Ces films présentent une vision plus profonde des français issus de l’immigration. La question n’est plus tellement de savoir si elles sont intégrées ou pas, mais plutôt de s’interroger sur la capacité de la société de leur donner les conditions pour vivre sans être perpétuellement assignées à leur origine. Les scénarios proposés oscillent entre des réalités qui n’ont rien de différent de celle des Français "de souche" et des situations spécifiques liées à leurs origines ethniques.
Certains réalisateurs issus de l’immigration connaissent une grande notoriété. Ainsi, Rachid Bouchareb créée l’événement avec le succès et les polémiques autour de Indigènes en 2006 puis Hors-la-loi en 2010 qui évoquent le passé colonial de la France. Dans un autre style, Abdellatif Kechiche avec L’Esquive (2004) évoque des lycéens de la banlieue parisienne répétant une pièce de Marivaux pour la classe de français. Bien que tourné avec des acteurs débutants et un budget réduit le film remporte quatre Césars en 2005. Abdellatif Kéchiche est à nouveau salué par la critique en 2006 lorsque dans La graine et le mulet, il narre le parcours d'un ouvrier d'origine maghrébine désirant se reconvertir dans le métier de restaurateur sur le port de Sète.

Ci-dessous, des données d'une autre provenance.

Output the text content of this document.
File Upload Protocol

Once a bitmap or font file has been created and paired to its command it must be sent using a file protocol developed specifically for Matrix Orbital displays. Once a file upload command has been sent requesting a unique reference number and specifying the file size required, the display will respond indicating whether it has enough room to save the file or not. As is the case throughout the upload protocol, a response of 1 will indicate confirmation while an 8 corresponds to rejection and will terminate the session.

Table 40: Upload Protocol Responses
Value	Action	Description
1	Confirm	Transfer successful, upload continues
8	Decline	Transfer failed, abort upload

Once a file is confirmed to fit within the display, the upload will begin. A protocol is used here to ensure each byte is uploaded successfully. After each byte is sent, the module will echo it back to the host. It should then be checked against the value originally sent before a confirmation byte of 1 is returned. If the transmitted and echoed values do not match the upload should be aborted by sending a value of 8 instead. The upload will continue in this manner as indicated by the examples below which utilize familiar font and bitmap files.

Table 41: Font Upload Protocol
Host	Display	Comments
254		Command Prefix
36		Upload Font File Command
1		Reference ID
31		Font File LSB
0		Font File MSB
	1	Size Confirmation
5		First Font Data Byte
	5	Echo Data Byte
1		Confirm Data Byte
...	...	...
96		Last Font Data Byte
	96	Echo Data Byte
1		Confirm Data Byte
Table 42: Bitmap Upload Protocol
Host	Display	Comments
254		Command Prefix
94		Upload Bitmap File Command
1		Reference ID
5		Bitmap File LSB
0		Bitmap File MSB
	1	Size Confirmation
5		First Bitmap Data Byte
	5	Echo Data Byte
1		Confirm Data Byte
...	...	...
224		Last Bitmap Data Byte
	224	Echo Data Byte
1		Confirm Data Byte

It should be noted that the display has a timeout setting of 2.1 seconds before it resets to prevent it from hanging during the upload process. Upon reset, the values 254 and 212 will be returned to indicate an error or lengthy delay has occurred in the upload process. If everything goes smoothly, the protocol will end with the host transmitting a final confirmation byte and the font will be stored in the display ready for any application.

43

En quatre ou cinq décennies, la figure cinématographique initiale du migrant sous prolétaire, "bouc émissaire" a beaucoup évolué : l'imaginaire collectif autour de l'immigré s’est largement diversifié et enrichi. Réalisateurs français, étrangers ou issus de l’immigration ont progressivement façonné un personnage ou plutôt des personnages incontournables dont les traits sont de moins en moins figés dans le paysage du septième art en France.
Le grand succès de certains acteurs comme Jamel Debbouzze dans Astérix et Obelix aux Jeux Olympiques (2008) et dans Sur la piste du Marsupilami (2012), atteste d’une définitive mutation : les acteurs d’origine immigrée peuvent désormais jouer tous les rôles.
Yvan Gastaut, maître de conférences à l’Université de Nice Sophia-Antipolis - Laboratoire URMIS.